DOWNINGTOWN — Downingtown Area School District officials have been
alerted to a potential attack on Naviance accounts used by high school
students. Naviance is a college and career resource website that
assists students in aligning their strengths and interests to their
post-secondary goals.

“We understand that this information is deeply disturbing,"
Superintendent Emilie Lonardi said. "The highest priority is our
students - their safety, their education and supporting their needs.
DASD takes the responsibility to gather and store student and family
information seriously. Modifications have and will continue to be made
to our internal practices and the district plans to conduct internal
training beyond the normal, ongoing training.”

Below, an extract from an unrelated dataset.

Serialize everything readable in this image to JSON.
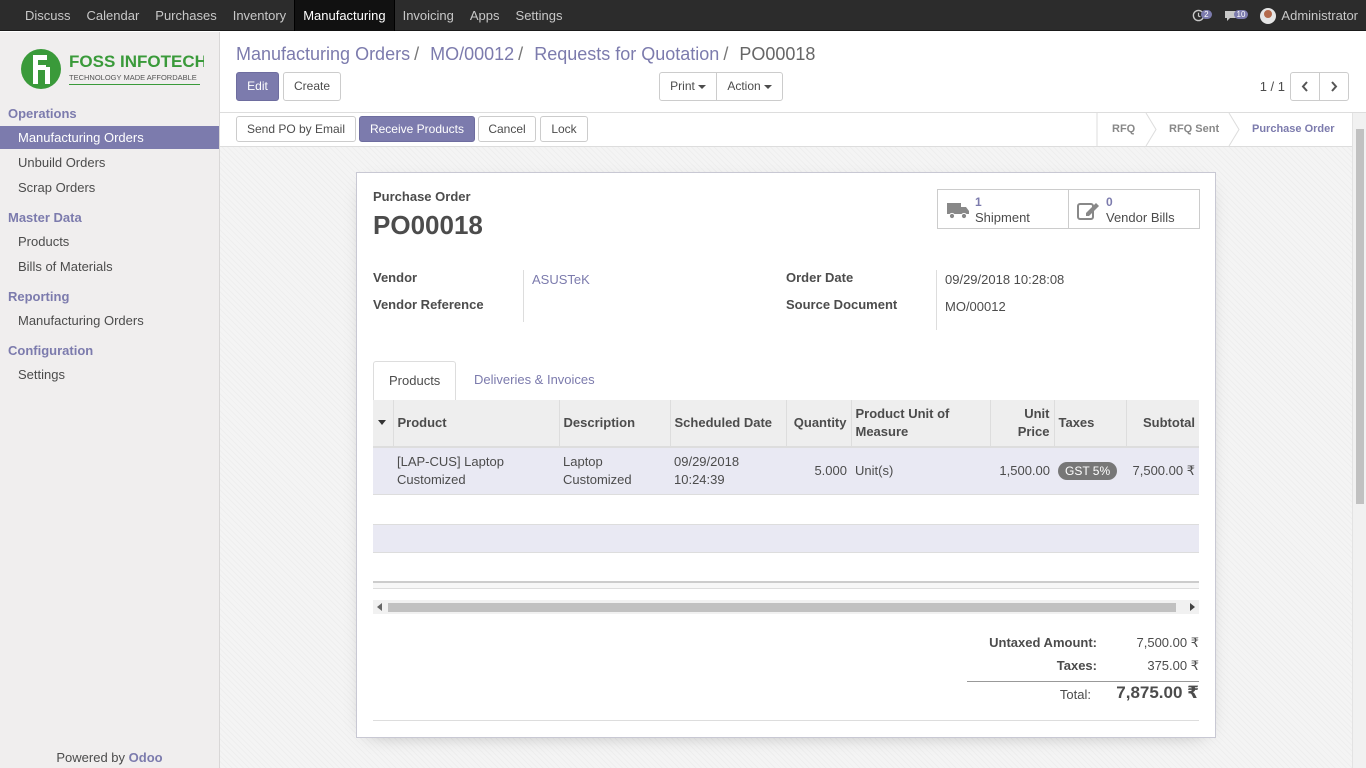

Upon notification, the technology department immediately began an
investigation and since then has been working with administration and
communicating with local law enforcement to clarify details and
determine the extent of this attack.

It has been determined that through illicit means, the perpetrators
obtained teacher-level access to DASD accounts. Using unethical coding
methods, they were able to exploit DASD systems and extract student
profile information for the entirety of DASD’s student population. It
is believed that they collected student IDs, student directory
information, gender, ethnicity, GPA and SAT scores, and household and
non-household relationship information.

No information was altered or manipulated in any way. There are no
social security numbers for students or parents in any DASD systems.
No credit card information is stored in these systems and no credit
card information was compromised. The perpetrators claim the
information was collected to obtain student addresses to gain a
competitive advantage for the senior water games, a game that students
play outside of the school district.

These actions are reprehensible and DASD is taking this attack very
seriously. This is a crime against DASD and, more importantly, a crime
against the DASD student and parent community.

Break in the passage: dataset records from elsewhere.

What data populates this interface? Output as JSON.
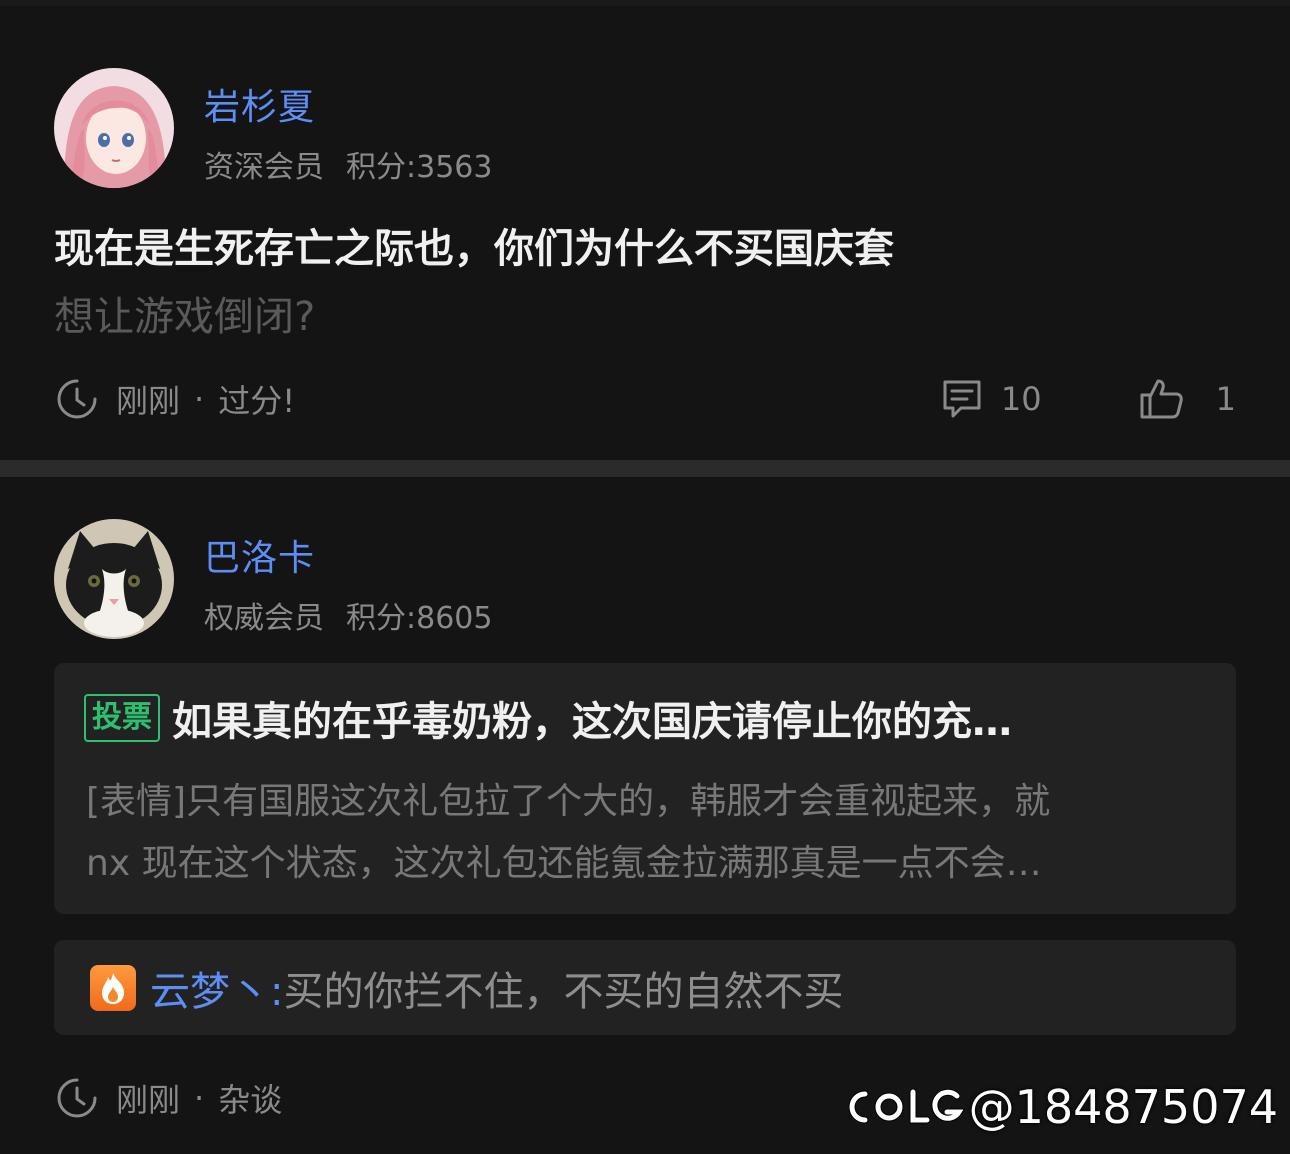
{
  "posts": [
    {
      "username": "岩杉夏",
      "rank": "资深会员",
      "points": "积分:3563",
      "title": "现在是生死存亡之际也，你们为什么不买国庆套",
      "subtitle": "想让游戏倒闭?",
      "time": "刚刚",
      "dot": "·",
      "category": "过分!",
      "comments": "10",
      "likes": "1"
    },
    {
      "username": "巴洛卡",
      "rank": "权威会员",
      "points": "积分:8605",
      "vote": {
        "badge": "投票",
        "title": "如果真的在乎毒奶粉，这次国庆请停止你的充…",
        "body_lines": [
          "[表情]只有国服这次礼包拉了个大的，韩服才会重视起来，就",
          "nx 现在这个状态，这次礼包还能氪金拉满那真是一点不会…"
        ]
      },
      "reply": {
        "user": "云梦丶:",
        "text": "买的你拦不住，不买的自然不买"
      },
      "time": "刚刚",
      "dot": "·",
      "category": "杂谈"
    }
  ],
  "watermark": {
    "logo": "COLG",
    "handle": "@184875074"
  },
  "icons": {
    "clock": "clock-icon",
    "comment": "comment-icon",
    "like": "thumbs-up-icon",
    "fire": "fire-icon"
  },
  "colors": {
    "background": "#121212",
    "username": "#5d8ef5",
    "vote_badge": "#2fbf71",
    "fire_badge": "#f58a2c"
  }
}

The consequences for these young individuals will likely be severe.
Cyber hacking is a federal crime and DASD is working with the proper
authorities to determine the appropriate discipline and legal
ramifications.

Out of an abundance of caution, all employees will be required to
change their DASD master credentials.

As this in an ongoing investigation, DASD will continue to provide any
pertinent updates as they become available at www.dasd.org.